In effect immunities are concerned with judicial action where inviolability is concerned with executive action.
At least in principle, a denial of immunity would in no sense compromise the inviolabilities and the dignity that appertains thereto. If only to this extent, civil suit such as tort should generally speaking face a much lower threshold to municipal jurisdiction, than might be appropriate for criminal prosecution.
The general observation in Arrest Warrant is to inviolability (rather than immunity) of the troika (the clue is in the name of the case), with a functional rationale being provided in the case of Foreign Ministers. (It should be noted that the functional rationale – the risk of impediment on the proper, day-to-day activities of the Foreign Minister – although closely connected with statehood, represents a ‘secularisation’ of the more traditional charismatic ground of statehood per se.)
Distinctions among the troika may be (on the facts) just as important.
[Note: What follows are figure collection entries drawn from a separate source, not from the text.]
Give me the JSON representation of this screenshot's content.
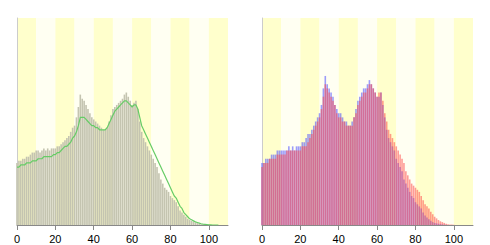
{
  "chart_data": [
    {
      "type": "bar",
      "x": [
        0,
        1,
        2,
        3,
        4,
        5,
        6,
        7,
        8,
        9,
        10,
        11,
        12,
        13,
        14,
        15,
        16,
        17,
        18,
        19,
        20,
        21,
        22,
        23,
        24,
        25,
        26,
        27,
        28,
        29,
        30,
        31,
        32,
        33,
        34,
        35,
        36,
        37,
        38,
        39,
        40,
        41,
        42,
        43,
        44,
        45,
        46,
        47,
        48,
        49,
        50,
        51,
        52,
        53,
        54,
        55,
        56,
        57,
        58,
        59,
        60,
        61,
        62,
        63,
        64,
        65,
        66,
        67,
        68,
        69,
        70,
        71,
        72,
        73,
        74,
        75,
        76,
        77,
        78,
        79,
        80,
        81,
        82,
        83,
        84,
        85,
        86,
        87,
        88,
        89,
        90,
        91,
        92,
        93,
        94,
        95,
        96,
        97,
        98,
        99,
        100,
        101,
        102,
        103,
        104,
        105
      ],
      "series": [
        {
          "type": "bar",
          "color": "#c4c4b0",
          "values": [
            30,
            31,
            31,
            32,
            32,
            33,
            33,
            34,
            35,
            35,
            36,
            36,
            35,
            36,
            37,
            36,
            37,
            36,
            37,
            37,
            37,
            38,
            38,
            39,
            40,
            41,
            42,
            43,
            45,
            47,
            48,
            52,
            57,
            63,
            61,
            60,
            58,
            56,
            54,
            52,
            51,
            50,
            49,
            48,
            47,
            46,
            46,
            47,
            50,
            53,
            56,
            57,
            58,
            59,
            60,
            61,
            63,
            64,
            62,
            60,
            58,
            59,
            60,
            56,
            50,
            45,
            42,
            40,
            38,
            36,
            34,
            32,
            30,
            28,
            25,
            22,
            20,
            18,
            17,
            16,
            14,
            13,
            12,
            11,
            9,
            7,
            6,
            5,
            4,
            3,
            2.4,
            2,
            1.6,
            1.2,
            0.9,
            0.6,
            0.4,
            0.3,
            0.2,
            0.1,
            0.1,
            0,
            0,
            0,
            0,
            0
          ]
        },
        {
          "type": "line",
          "color": "#66cc66",
          "values": [
            28,
            28,
            29,
            29,
            29,
            30,
            30,
            30,
            31,
            31,
            31,
            32,
            32,
            32,
            33,
            33,
            33,
            33,
            33,
            34,
            34,
            35,
            35,
            36,
            37,
            38,
            38,
            39,
            40,
            42,
            43,
            45,
            48,
            52,
            52,
            52,
            51,
            50,
            49,
            48,
            48,
            47,
            47,
            46,
            46,
            46,
            46,
            47,
            49,
            51,
            53,
            55,
            56,
            57,
            58,
            59,
            60,
            60,
            59,
            58,
            57,
            58,
            58,
            56,
            52,
            48,
            46,
            44,
            42,
            40,
            38,
            36,
            34,
            32,
            30,
            28,
            26,
            24,
            22,
            20,
            18,
            16,
            14,
            13,
            11,
            9,
            8,
            6,
            5,
            4,
            3,
            2.5,
            2,
            1.5,
            1.2,
            0.9,
            0.6,
            0.4,
            0.3,
            0.2,
            0.1,
            0.1,
            0,
            0,
            0,
            0
          ]
        }
      ],
      "xlim": [
        0,
        110
      ],
      "xticks": [
        0,
        20,
        40,
        60,
        80,
        100
      ],
      "ylim": [
        0,
        100
      ],
      "tick_labels": "x"
    },
    {
      "type": "bar",
      "x": [
        0,
        1,
        2,
        3,
        4,
        5,
        6,
        7,
        8,
        9,
        10,
        11,
        12,
        13,
        14,
        15,
        16,
        17,
        18,
        19,
        20,
        21,
        22,
        23,
        24,
        25,
        26,
        27,
        28,
        29,
        30,
        31,
        32,
        33,
        34,
        35,
        36,
        37,
        38,
        39,
        40,
        41,
        42,
        43,
        44,
        45,
        46,
        47,
        48,
        49,
        50,
        51,
        52,
        53,
        54,
        55,
        56,
        57,
        58,
        59,
        60,
        61,
        62,
        63,
        64,
        65,
        66,
        67,
        68,
        69,
        70,
        71,
        72,
        73,
        74,
        75,
        76,
        77,
        78,
        79,
        80,
        81,
        82,
        83,
        84,
        85,
        86,
        87,
        88,
        89,
        90,
        91,
        92,
        93,
        94,
        95,
        96,
        97,
        98,
        99,
        100,
        101,
        102,
        103,
        104,
        105
      ],
      "series": [
        {
          "type": "bar",
          "color": "#4a4aff",
          "values": [
            15,
            15,
            16,
            16,
            16,
            17,
            17,
            17,
            18,
            18,
            18,
            18,
            18,
            18,
            19,
            18,
            19,
            18,
            19,
            19,
            19,
            20,
            20,
            21,
            22,
            22,
            23,
            24,
            25,
            26,
            27,
            29,
            33,
            36,
            34,
            33,
            32,
            31,
            29,
            28,
            27,
            27,
            26,
            25,
            25,
            24,
            24,
            25,
            26,
            28,
            30,
            31,
            32,
            33,
            33,
            34,
            35,
            34,
            33,
            32,
            31,
            31,
            32,
            29,
            26,
            23,
            21,
            20,
            19,
            18,
            16,
            15,
            14,
            13,
            11,
            10,
            9,
            8,
            7,
            6.5,
            5.5,
            5,
            4.5,
            4,
            3,
            2.3,
            1.8,
            1.4,
            1,
            0.7,
            0.5,
            0.4,
            0.3,
            0.2,
            0.15,
            0.1,
            0.05,
            0,
            0,
            0,
            0,
            0,
            0,
            0,
            0,
            0
          ]
        },
        {
          "type": "bar",
          "color": "#ff4a4a",
          "values": [
            14,
            15,
            15,
            15,
            16,
            16,
            16,
            16,
            17,
            17,
            17,
            17,
            17,
            18,
            18,
            18,
            18,
            18,
            18,
            18,
            18,
            19,
            19,
            19,
            20,
            21,
            22,
            23,
            24,
            25,
            26,
            28,
            31,
            34,
            33,
            32,
            31,
            30,
            29,
            27,
            26,
            26,
            25,
            25,
            24,
            24,
            24,
            24,
            26,
            27,
            29,
            30,
            31,
            32,
            32,
            33,
            34,
            34,
            33,
            32,
            31,
            32,
            32,
            30,
            27,
            25,
            23,
            22,
            21,
            20,
            19,
            18,
            17,
            16,
            15,
            13,
            12,
            11,
            10,
            9.5,
            9,
            8.5,
            8,
            7,
            6,
            5,
            4.5,
            4,
            3.2,
            2.6,
            2,
            1.6,
            1.2,
            0.9,
            0.7,
            0.5,
            0.3,
            0.2,
            0.1,
            0.1,
            0.05,
            0,
            0,
            0,
            0,
            0
          ]
        }
      ],
      "xlim": [
        0,
        110
      ],
      "xticks": [
        0,
        20,
        40,
        60,
        80,
        100
      ],
      "ylim": [
        0,
        50
      ],
      "tick_labels": "x"
    }
  ]
}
In effect membership of the protected troika needs to be ‘earned’ (shown on the facts) ie on the basis of an official duty. Again, the humdrum tasks of a Foreign Minister, tirelessly jet-setting around the world in pursuit of the legitimate, public interests of her state, provide the paradigm. For a foreign official to make administrative decisions that cause harm to nationals of a forum state would prima facie fail that test by a long way.